Examination of Witnesses (Questions 255-259)
BARONESS VADERA,
SIR WILLIAM
SARGENT AND
MR JITINDER
KOHLI
24 JUNE 2008
Q255 Chairman: Can I welcome you here
for the session of evidence, Minister; it is a pleasure to have
you here; and Mr Kohli again, and of course for the first time
Sir William Sargentcongratulations on your knighthood.
Sir William Sargent:
Thank you.
Q256 Chairman: As you know, we are
coming towards the end of our evidence gathering session and it
is appropriate that we should use this opportunity to probe the
Minister directly on a number of issues that have cropped up during
our inquiry. Can I first of all simply ask you, Minister, does
the BRE have sufficient high-level backing and, if so, who provides
it? What incentives and levers does it have at its disposal to
encourage departments to regulate better?
Baroness Vadera: The BRE was in
this current form set up on the recommendation of the Hampton
Review, which was instigated by the then Chancellor and now the
Prime Minister, so I think it would be fair to say that it has
backing at the highest level. It obviously has the Prime Minister's
backing; it is very core to what we need to deliver for competitiveness
and productivity, so it has the Chancellor, it has the Secretary
of State for BERR and we have Cabinet discussions about regulation,
so it has very high-level backing. I think it is also important
to note that William, who is both the Chair of BRE but also a
business person in his own right, has authority and has institutionalised
authority as well as his own personal authority, which is around
the fact that he can write to the Prime Minister, have access
to the Prime Minister if he feels that there are problems and
he can attend certain Cabinet Committee meetings, etcetera. I
think that in the system as a whole, in my experience of the system
as a whole people react and respond to procedures and institutionalised
structures, so we have those as well around things like the impact
assessment or certain policies around SMEs coming in, having to
be thought about in a different way; or, as we hope we will go
on to discuss at some point, our regulatory budgets. There are
other processes in place like our clearance processes, so I think
that the system tends to respond to these institutionalised structures
which the BRE has the ability to influence, to use as a lever
to influence outcomes.
Q257 Chairman: Does the Panel for
Regulatory Accountability have a role in supporting BRE to push
through its initiatives at departmental level?

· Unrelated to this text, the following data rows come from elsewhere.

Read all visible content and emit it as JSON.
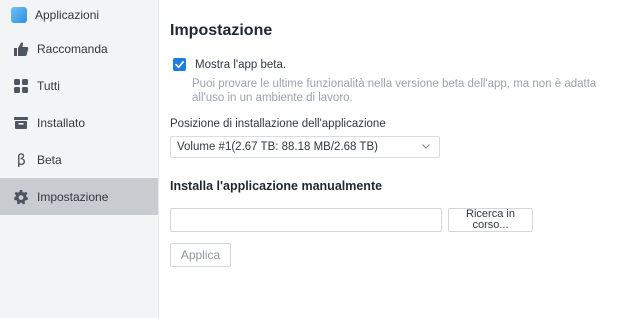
{
  "sidebar": {
    "app_title": "Applicazioni",
    "items": [
      {
        "label": "Raccomanda",
        "icon": "thumbs-up-icon",
        "active": false
      },
      {
        "label": "Tutti",
        "icon": "grid-icon",
        "active": false
      },
      {
        "label": "Installato",
        "icon": "installed-box-icon",
        "active": false
      },
      {
        "label": "Beta",
        "icon": "beta-icon",
        "active": false
      },
      {
        "label": "Impostazione",
        "icon": "gear-icon",
        "active": true
      }
    ]
  },
  "main": {
    "title": "Impostazione",
    "beta": {
      "label": "Mostra l'app beta.",
      "checked": true,
      "hint": "Puoi provare le ultime funzionalità nella versione beta dell'app, ma non è adatta all'uso in un ambiente di lavoro."
    },
    "install_location": {
      "label": "Posizione di installazione dell'applicazione",
      "selected": "Volume #1(2.67 TB: 88.18 MB/2.68 TB)"
    },
    "manual_install": {
      "title": "Installa l'applicazione manualmente",
      "input_value": "",
      "browse_label": "Ricerca in corso...",
      "apply_label": "Applica"
    }
  },
  "colors": {
    "accent": "#1d7de5",
    "sidebar_bg": "#f3f4f5",
    "active_item_bg": "#c8ccd0"
  }
}
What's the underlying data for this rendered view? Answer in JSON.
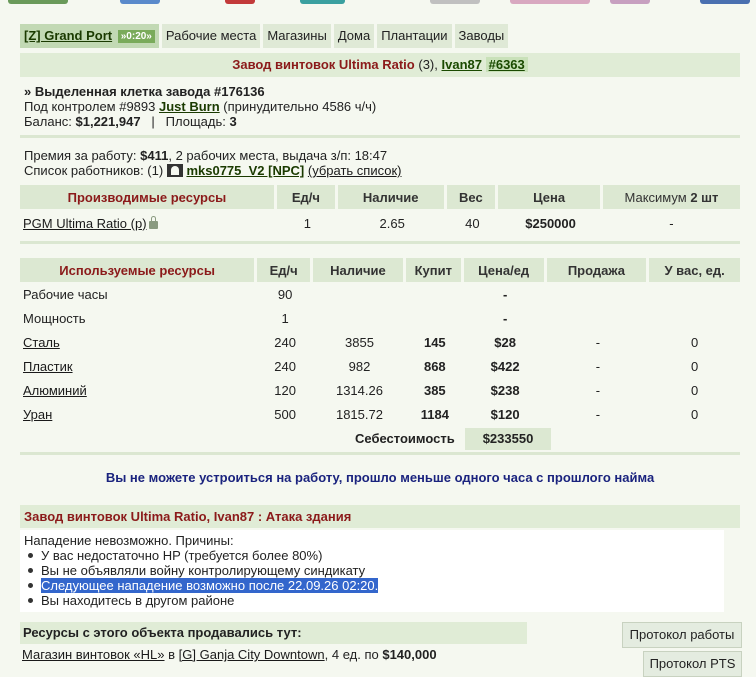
{
  "tabs": [
    {
      "label": "[Z] Grand Port",
      "timer": "»0:20»",
      "active": true
    },
    {
      "label": "Рабочие места"
    },
    {
      "label": "Магазины"
    },
    {
      "label": "Дома"
    },
    {
      "label": "Плантации"
    },
    {
      "label": "Заводы"
    }
  ],
  "title": {
    "name": "Завод винтовок Ultima Ratio",
    "count": "(3),",
    "owner": "Ivan87",
    "id": "#6363"
  },
  "info": {
    "cell_prefix": "» Выделенная клетка завода #176136",
    "control_prefix": "Под контролем #9893",
    "controller": "Just Burn",
    "control_suffix": "(принудительно 4586 ч/ч)",
    "balance_label": "Баланс:",
    "balance": "$1,221,947",
    "divider": "|",
    "area_label": "Площадь:",
    "area": "3"
  },
  "work": {
    "bonus_label": "Премия за работу:",
    "bonus": "$411",
    "bonus_rest": ", 2 рабочих места, выдача з/п: 18:47",
    "workers_label": "Список работников: (1)",
    "worker": "mks0775_V2 [NPC]",
    "remove_link": "(убрать список)"
  },
  "produced": {
    "headers": [
      "Производимые ресурсы",
      "Ед/ч",
      "Наличие",
      "Вес",
      "Цена"
    ],
    "max_label": "Максимум",
    "max_value": "2 шт",
    "rows": [
      {
        "name": "PGM Ultima Ratio (p)",
        "rate": "1",
        "stock": "2.65",
        "weight": "40",
        "price": "$250000",
        "max": "-"
      }
    ]
  },
  "used": {
    "headers": [
      "Используемые ресурсы",
      "Ед/ч",
      "Наличие",
      "Купит",
      "Цена/ед",
      "Продажа",
      "У вас, ед."
    ],
    "rows": [
      {
        "name": "Рабочие часы",
        "rate": "90",
        "stock": "",
        "buy": "",
        "price": "-",
        "sell": "",
        "have": "",
        "link": false
      },
      {
        "name": "Мощность",
        "rate": "1",
        "stock": "",
        "buy": "",
        "price": "-",
        "sell": "",
        "have": "",
        "link": false
      },
      {
        "name": "Сталь",
        "rate": "240",
        "stock": "3855",
        "buy": "145",
        "price": "$28",
        "sell": "-",
        "have": "0",
        "link": true
      },
      {
        "name": "Пластик",
        "rate": "240",
        "stock": "982",
        "buy": "868",
        "price": "$422",
        "sell": "-",
        "have": "0",
        "link": true
      },
      {
        "name": "Алюминий",
        "rate": "120",
        "stock": "1314.26",
        "buy": "385",
        "price": "$238",
        "sell": "-",
        "have": "0",
        "link": true
      },
      {
        "name": "Уран",
        "rate": "500",
        "stock": "1815.72",
        "buy": "1184",
        "price": "$120",
        "sell": "-",
        "have": "0",
        "link": true
      }
    ],
    "cost_label": "Себестоимость",
    "cost_value": "$233550"
  },
  "notice": "Вы не можете устроиться на работу, прошло меньше одного часа с прошлого найма",
  "attack": {
    "title": "Завод винтовок Ultima Ratio, Ivan87 : Атака здания",
    "header": "Нападение невозможно. Причины:",
    "reasons": [
      "У вас недостаточно HP (требуется более 80%)",
      "Вы не объявляли войну контролирующему синдикату",
      "Следующее нападение возможно после 22.09.26 02:20.",
      "Вы находитесь в другом районе"
    ]
  },
  "sold": {
    "title": "Ресурсы с этого объекта продавались тут:",
    "shop": "Магазин винтовок «HL»",
    "in": "в",
    "district": "[G] Ganja City Downtown",
    "qty": ", 4 ед. по",
    "price": "$140,000"
  },
  "buttons": {
    "work_log": "Протокол работы",
    "pts_log": "Протокол PTS"
  },
  "colors": {
    "accent_dark_red": "#8b1a1a",
    "band_green": "#e0ecd6",
    "notice_blue": "#1a237e",
    "selection": "#3366cc"
  }
}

Baroness Vadera: My experience
of the PRA is that it has always been a very good sanction for
people. There are a number of things that actually do not get
through the system just because people know that it is hanging
over them, the possibility that they would have to go through
quite an accountability system; so it is not something that is
very easy to publish or to give you a list of, but certainly from
my experience of it I know that there are a lot of things that
have been withdrawn or restructured, or impact assessments have
been reconsidered because officials across Whitehall have known
that they are going to have to come to the PRA and account to
them if they did not do that.
Chairman: We will come back to that relationship
with the departments later.
Q258 Dr Naysmith: Good morning, Minister.

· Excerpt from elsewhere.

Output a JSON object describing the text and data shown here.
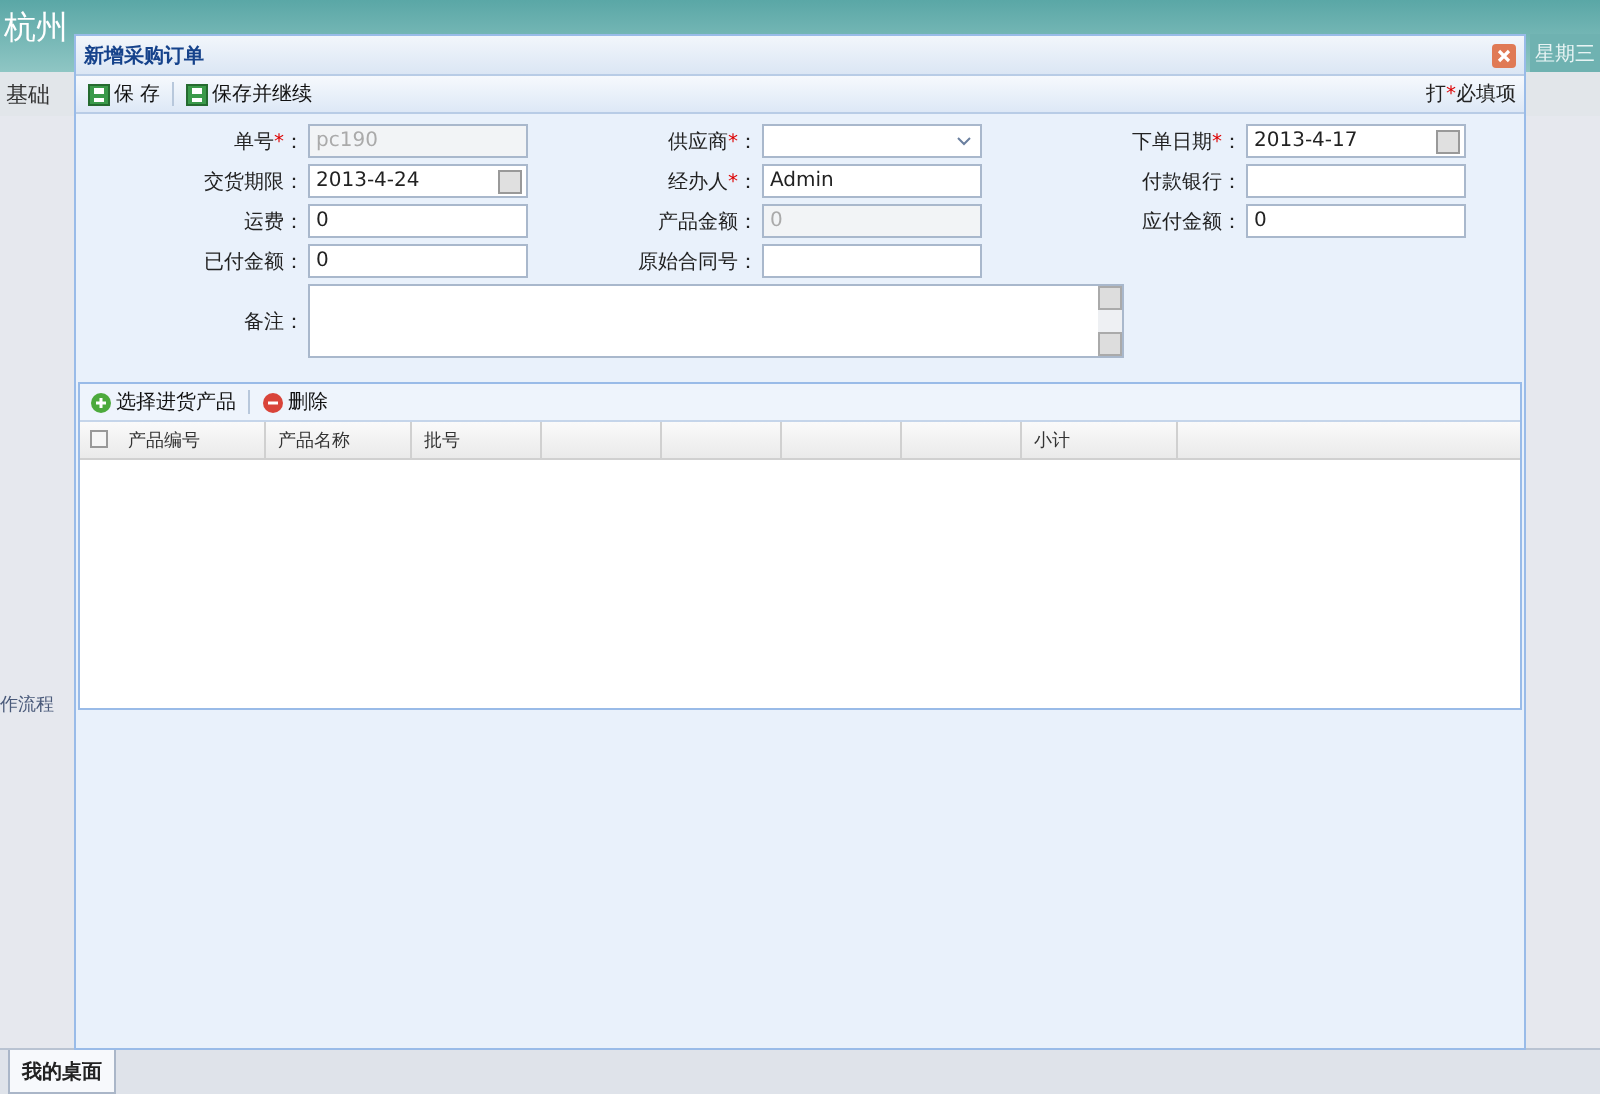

Does the government still believe that replacing the Better Regulation
Committee with the Risk and Regulation Advisory Council was the
right thing to do?
Baroness Vadera: Yes, I think
it does. The BRC has been great and we had taken forward basically
the reviews and the work that it had recommended. The most recent
thing that we have implemented from it is obviously around the
regulatory budgetthat was first discussed in 2005. One
of the interesting things that came out of BRC was that there
was a general view that actually the underlying structural problem
was around the perception of risk in society as a whole and that
if you did not get that quite right and people always had a knee-jerk
reaction to risk then we would have problems around regulation,
and how was it that we were going to change that sense of culture
and acceptability. So actually it was the BRC's recommendation
that there was something done around risk and there was a risk
report that it did, which was in fact done by Rick Haythornthwaite
who then obviously became the head of the new Council that replaced
it.
Q259 Dr Naysmith: So who now provides
the high-level strategic thinking one stepped removed from actual
administration? Who provides the strategic feed-in to your programme?

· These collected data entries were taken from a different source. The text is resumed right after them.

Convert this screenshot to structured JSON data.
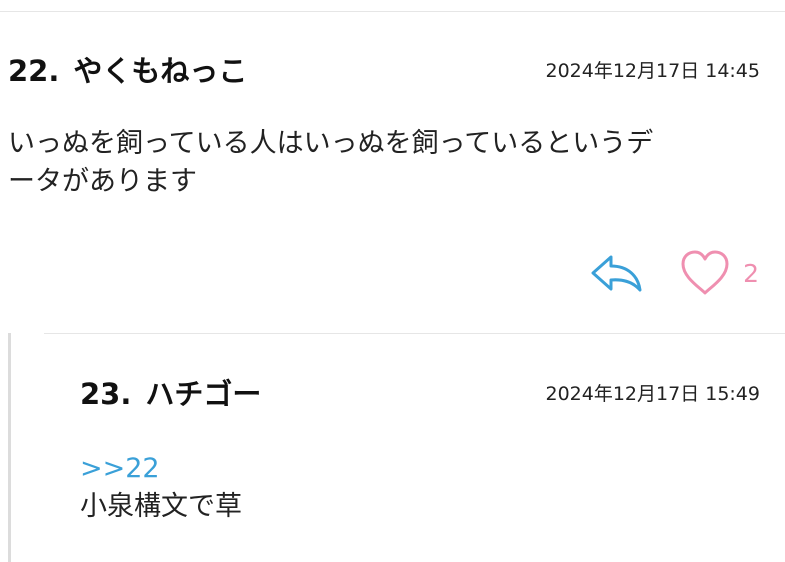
{
  "comments": [
    {
      "number": "22.",
      "author": "やくもねっこ",
      "date": "2024年12月17日 14:45",
      "body_line1": "いっぬを飼っている人はいっぬを飼っているというデ",
      "body_line2": "ータがあります",
      "likes": "2",
      "icons": {
        "reply": "reply-arrow-icon",
        "like": "heart-outline-icon"
      }
    }
  ],
  "reply": {
    "number": "23.",
    "author": "ハチゴー",
    "date": "2024年12月17日 15:49",
    "anchor": ">>22",
    "body": "小泉構文で草"
  },
  "colors": {
    "reply_icon": "#3aa0d8",
    "heart_icon": "#ef8fb0",
    "anchor_link": "#3aa0d8"
  }
}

Baroness Vadera: The people who
have always provided it, which is the government because whatever
you might say about itand we very much valued the work
of the BRCit was in the early days of quite an ambitious
programme and we worked very closely with the BRC, so it was not
as if it all came out of just the BRC. But if you were to ask
me who I actually thought drove the regulatory agenda in the last
six or seven years I would say it was the government that drove
it. Obviously in discussions with business, which we continue
to have in very different fora, individually in departments and
also collectively through the Business Council. Each department
has a panel, and as the Minister for Regulatory Reform I meet
with businesses to specifically talk about ideas around regulation,
so we have that interaction already.